The International Monetary Fund said Monday that the global economy should continue to limp along at a modest pace, assuming leaders in Europe and the United States do not make things worse.
In the latest update to its World Economic Outlook, the IMF said it expects the global economy to grow 3.5 percent this year and 3.9 percent in 2013. That's "marginally lower" than what the IMF predicted in April.
"The global recovery continues," said Olivier Blanchard, director of the research department at the IMF, during a press conference in Washington. "But it is a weak recovery, indeed a bit weaker than we forecast last April."
After a better-than-expected performance in the first quarter, the U.S. economy is projected to grow 2 percent this year and 2.3 percent in 2013, according to the report. Both rates are down 0.1 percent from the April outlook.
The IMF said its predictions are based on two key assumptions: That euro area governments will implement proposed reforms to stabilize the currency union and that U.S. officials will stop the nation from falling off a "fiscal cliff."
"The most immediate risk is still that delayed or insufficient policy action will further escalate the euro area crisis," the IMF report states.
The eurozone economy is expected to shrink 0.3 percent this year, unchanged from the April outlook. In 2013, the IMF now expects eurozone activity to increase 0.7 percent, down from a previously forecasted increase of 0.9 percent.
The IMF said the political agreements made at the last summit of European Union leaders "are a step in the right direction." Specifically, the fund praised the leaders for trying to break the "adverse links" between governments and banks by allowing the European Stability Mechanism, a bailout fund that has yet to be launched, to recapitalize financial institutions directly.
But these agreements face "high implementation hurdles" and the situation in the eurozone "will likely remain precarious until all policy action needed for a resolution of the crisis has been taken," the IMF warns.
While it welcomed the agreement on short-term measures, the IMF said more needs to be done to address long-term problems in the currency area. In particular, the fund said eurozone nations need to form a banking union with common deposit insurance and a mechanism to resolve failed banks.
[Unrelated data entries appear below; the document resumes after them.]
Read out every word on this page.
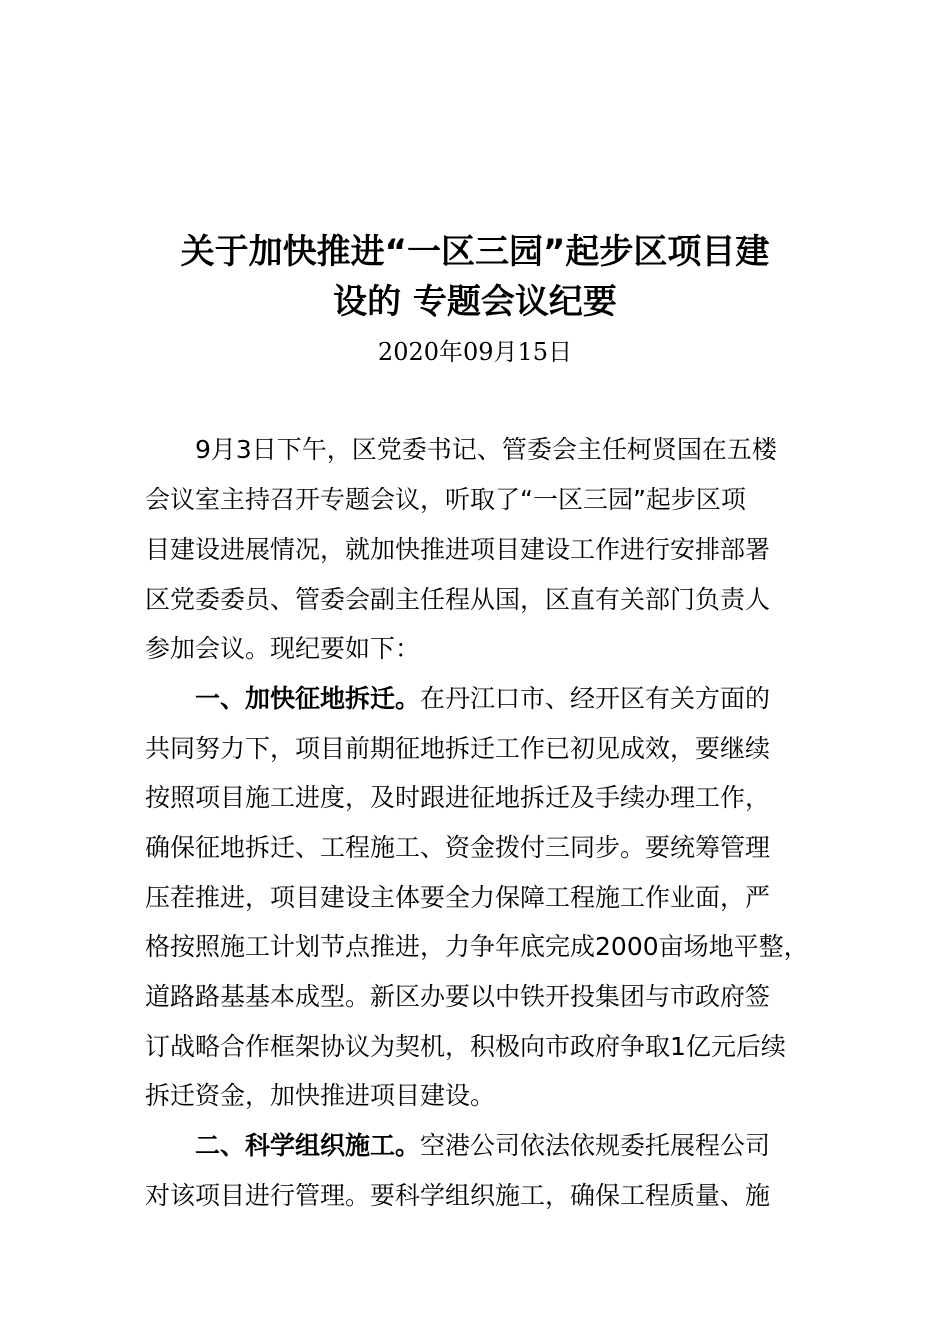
关于加快推进“一区三园”起步区项目建
设的 专题会议纪要
2020年09月15日
9月3日下午，区党委书记、管委会主任柯贤国在五楼
会议室主持召开专题会议，听取了“一区三园”起步区项
目建设进展情况，就加快推进项目建设工作进行安排部署
区党委委员、管委会副主任程从国，区直有关部门负责人
参加会议。现纪要如下：
一、加快征地拆迁。在丹江口市、经开区有关方面的
共同努力下，项目前期征地拆迁工作已初见成效，要继续
按照项目施工进度，及时跟进征地拆迁及手续办理工作，
确保征地拆迁、工程施工、资金拨付三同步。要统筹管理
压茬推进，项目建设主体要全力保障工程施工作业面，严
格按照施工计划节点推进，力争年底完成2000亩场地平整，
道路路基基本成型。新区办要以中铁开投集团与市政府签
订战略合作框架协议为契机，积极向市政府争取1亿元后续
拆迁资金，加快推进项目建设。
二、科学组织施工。空港公司依法依规委托展程公司
对该项目进行管理。要科学组织施工，确保工程质量、施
"Now is the time for strong political leadership," said José Viñals, director of the IMF's monetary and capital markets department. "Tough decisions must be made to restore confidence."
Viñals said eurozone policymakers need to take immediate steps to curb rising borrowing costs for nations such as Italy and Spain. This could include reactivating the European Central Bank's controversial bond buying program, he said.
Italy and Spain are paying interest rates that are as much as 2% higher than what is justified by the "economic fundamentals," according to Viñals. The premium reflects concerns in the bond market about the future viability of the euro currency union.
"If you want the euro area to continue on stable ground," said Viñals. "Then you need a banking union and further fiscal integration."
The other main threat to global economic growth is in the United States, according to the IMF.
"In the short term, the main risk relates to the possibility of excessive fiscal tightening in the United States, given recent political gridlock," the report states.
The so-called fiscal cliff represents trillions of dollars in poorly conceived spending cuts and tax increases that start to go into effect in January. Such measures include the expiration of the Bush tax cuts, middle class protection from the Alternative Minimum Tax, and more than 50 "temporary" tax breaks for individuals and businesses that have been on the books for years.
The IMF also called on U.S. lawmakers to increase the government's $16.394 trillion debt ceiling. "Delays in raising the federal debt ceiling could increase risks of financial market disruptions and a loss in consumer and business confidence."
Meanwhile, the IMF expects developing economies to grow at a slightly slower pace.
China, for example, is now forecast to expand 8 percent this year, down from 8.2 percent in the previous outlook. The IMF also trimmed its projections for growth in Brazil and India.